Systemic Lupus Erythematosus (SLE)
Systemic Lupus Erythematosus (SLE) is clinically and serologically the most diverse systemic autoimmune disease and is currently incurable. The characteristics of SLE are similar to general immune dysregulation and include the:
- production of autoantibodies
- deposition of immune complexes in tissues
- excessive activation of the complement system
The ‘Great Imitator’
SLE often mimics other diseases leading to misdiagnosis by even the most experienced rheumatologists. The disease spectrum ranges from subtle symptoms through to life-threatening organ failure. Tissue damage mostly occurs in the heart, joints, skin, lungs, blood vessels, liver, kidneys and nervous system.

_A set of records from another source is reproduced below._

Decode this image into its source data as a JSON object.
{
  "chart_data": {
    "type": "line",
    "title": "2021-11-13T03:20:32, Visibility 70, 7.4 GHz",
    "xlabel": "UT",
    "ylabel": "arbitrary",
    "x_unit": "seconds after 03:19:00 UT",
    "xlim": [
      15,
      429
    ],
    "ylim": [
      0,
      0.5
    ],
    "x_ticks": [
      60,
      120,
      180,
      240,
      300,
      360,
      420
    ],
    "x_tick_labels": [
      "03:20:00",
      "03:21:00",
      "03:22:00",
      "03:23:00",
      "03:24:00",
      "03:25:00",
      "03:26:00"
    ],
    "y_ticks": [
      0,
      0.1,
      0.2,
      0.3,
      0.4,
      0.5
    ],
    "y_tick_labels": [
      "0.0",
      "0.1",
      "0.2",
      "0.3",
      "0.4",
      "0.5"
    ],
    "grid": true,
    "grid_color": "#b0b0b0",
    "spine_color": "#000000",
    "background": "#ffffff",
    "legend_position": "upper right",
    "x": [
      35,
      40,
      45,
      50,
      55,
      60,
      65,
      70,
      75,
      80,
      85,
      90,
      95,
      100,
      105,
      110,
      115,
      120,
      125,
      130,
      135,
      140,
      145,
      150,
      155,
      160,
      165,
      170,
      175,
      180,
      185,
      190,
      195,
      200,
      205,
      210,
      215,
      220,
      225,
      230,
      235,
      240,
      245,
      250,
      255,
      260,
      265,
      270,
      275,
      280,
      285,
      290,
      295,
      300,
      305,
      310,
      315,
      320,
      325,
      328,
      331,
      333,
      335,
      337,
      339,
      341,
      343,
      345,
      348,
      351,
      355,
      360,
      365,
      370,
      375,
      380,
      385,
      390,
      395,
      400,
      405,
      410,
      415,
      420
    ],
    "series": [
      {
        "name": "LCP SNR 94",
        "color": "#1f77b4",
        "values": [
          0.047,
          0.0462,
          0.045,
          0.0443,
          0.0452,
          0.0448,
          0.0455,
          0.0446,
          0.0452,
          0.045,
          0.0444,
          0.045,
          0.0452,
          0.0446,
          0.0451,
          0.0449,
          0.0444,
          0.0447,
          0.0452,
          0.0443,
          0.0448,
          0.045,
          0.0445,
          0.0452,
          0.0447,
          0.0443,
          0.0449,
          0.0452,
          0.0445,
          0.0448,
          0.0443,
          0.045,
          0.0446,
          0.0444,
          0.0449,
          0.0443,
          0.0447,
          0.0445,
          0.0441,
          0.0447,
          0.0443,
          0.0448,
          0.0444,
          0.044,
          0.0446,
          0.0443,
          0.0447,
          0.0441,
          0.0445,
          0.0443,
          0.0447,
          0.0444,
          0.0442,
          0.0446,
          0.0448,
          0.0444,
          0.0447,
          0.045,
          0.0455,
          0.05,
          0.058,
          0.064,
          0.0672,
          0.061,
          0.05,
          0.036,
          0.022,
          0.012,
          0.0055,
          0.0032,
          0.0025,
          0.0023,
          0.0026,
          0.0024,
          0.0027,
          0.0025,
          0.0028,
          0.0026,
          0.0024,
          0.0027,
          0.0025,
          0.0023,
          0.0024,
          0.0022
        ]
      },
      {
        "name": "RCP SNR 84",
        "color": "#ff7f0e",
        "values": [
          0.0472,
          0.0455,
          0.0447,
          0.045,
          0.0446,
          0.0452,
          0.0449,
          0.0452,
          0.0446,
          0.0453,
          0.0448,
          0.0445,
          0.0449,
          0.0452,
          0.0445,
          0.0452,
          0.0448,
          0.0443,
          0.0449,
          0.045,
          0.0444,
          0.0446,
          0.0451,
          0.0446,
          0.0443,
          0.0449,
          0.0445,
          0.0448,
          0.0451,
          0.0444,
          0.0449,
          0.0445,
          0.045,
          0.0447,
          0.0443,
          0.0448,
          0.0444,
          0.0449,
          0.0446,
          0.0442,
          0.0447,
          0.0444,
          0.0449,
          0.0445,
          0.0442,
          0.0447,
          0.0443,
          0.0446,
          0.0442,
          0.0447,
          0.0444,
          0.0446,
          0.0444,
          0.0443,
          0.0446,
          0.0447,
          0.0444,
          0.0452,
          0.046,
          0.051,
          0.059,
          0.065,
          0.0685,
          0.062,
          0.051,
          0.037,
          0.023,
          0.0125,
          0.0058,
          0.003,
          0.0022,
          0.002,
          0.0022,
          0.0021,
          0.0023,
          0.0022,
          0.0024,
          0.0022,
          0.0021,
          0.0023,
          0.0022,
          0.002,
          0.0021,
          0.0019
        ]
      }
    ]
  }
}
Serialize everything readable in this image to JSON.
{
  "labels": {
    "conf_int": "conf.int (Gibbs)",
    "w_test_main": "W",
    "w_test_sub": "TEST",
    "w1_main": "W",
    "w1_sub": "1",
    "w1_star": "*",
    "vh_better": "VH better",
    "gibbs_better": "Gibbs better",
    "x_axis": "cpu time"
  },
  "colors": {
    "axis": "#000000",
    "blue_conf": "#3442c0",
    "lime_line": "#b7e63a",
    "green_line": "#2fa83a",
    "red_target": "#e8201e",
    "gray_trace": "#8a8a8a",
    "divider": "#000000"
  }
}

The heterogeneous presentation of symptoms and the unpredictable nature of disease development make SLE extremely challenging for investigators and physicians. The lack of reliable and specific biomarkers for SLE has both restrained the development of new therapeutics and impacted on the effective clinical management of SLE patients.
New diagnostic tools for SLE
Misdiagnosis of SLE is partly due to unpredictable flares and remissions. The diagnostic criteria developed by the American College of Rheumatology are complex, as the disease is heterogeneous and affects multiple tissues. Currently, no single test exists that is sensitive and specific enough to function as a reliable diagnostic and prognostic indicator.

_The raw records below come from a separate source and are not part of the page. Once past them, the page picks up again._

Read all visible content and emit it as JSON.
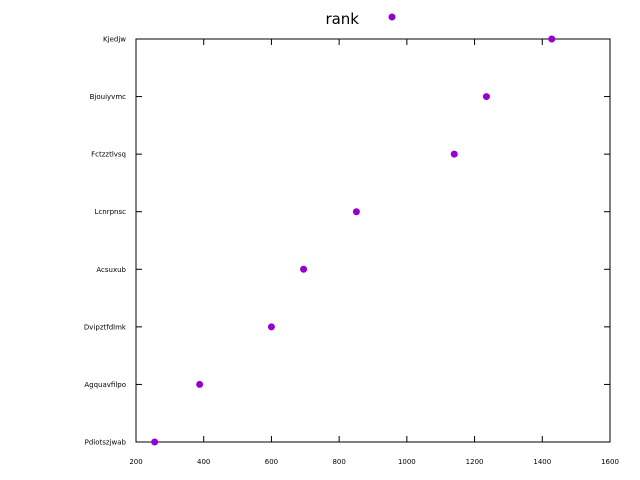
{
  "chart_data": {
    "type": "scatter",
    "title": "",
    "xlabel": "",
    "ylabel": "",
    "xlim": [
      200,
      1600
    ],
    "x_ticks": [
      "200",
      "400",
      "600",
      "800",
      "1000",
      "1200",
      "1400",
      "1600"
    ],
    "categories": [
      "Pdiotszjwab",
      "Agquavfilpo",
      "Dvipztfdlmk",
      "Acsuxub",
      "Lcnrpnsc",
      "Fctzztlvsq",
      "Bjouiyvmc",
      "Kjedjw"
    ],
    "series": [
      {
        "name": "rank",
        "color": "#9400d3",
        "x": [
          255,
          388,
          600,
          695,
          851,
          1140,
          1235,
          1428
        ],
        "y": [
          "Pdiotszjwab",
          "Agquavfilpo",
          "Dvipztfdlmk",
          "Acsuxub",
          "Lcnrpnsc",
          "Fctzztlvsq",
          "Bjouiyvmc",
          "Kjedjw"
        ]
      }
    ],
    "legend_position": "top-center",
    "grid": false
  }
}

The established laboratory tests for the diagnosis and monitoring of SLE detect anti-nuclear antibodies and anti-extractable nuclear antigen antibodies. However, many consider these immunological markers as not robust enough for reliable diagnosis.
At Protagen, we have focused on the identification of more specific biomarkers by detecting SLE-specific autoantibody-signatures in patient serum. This promising strategy aims to improve the diagnostic value of autoantibody testing in the diagnosis of SLE, allowing for early identification and classification of SLE patients, enabling better therapeutic strategies, response prediction and disease management.
Improving the therapeutic pipeline
The current focus of SLE treatment is symptom control, while an effective cure is still missing. The lack of sensitive and specific biomarkers to date has impeded the evaluation of new SLE therapeutics in clinical trials. Sadly, we have experienced a gap of over 50 years in which only one drug for SLE treatment has been approved (BenlystaTM, 2011). The reluctance to invest in clinical trials for SLE therapeutics is partly based on the lack of diagnostic tools available to determine drug efficacy with sufficient confidence.
Our proprietary discovery platform enables the identification of autoantibody-signatures for developing sensitive and specific diagnostic tools for SLE. Our platform can also be applied to the co-development of companion diagnostic tests alongside drug discovery programs, providing significant opportunities for our industry partners to develop novel medicines that effectively treat patient subsets with high efficacy.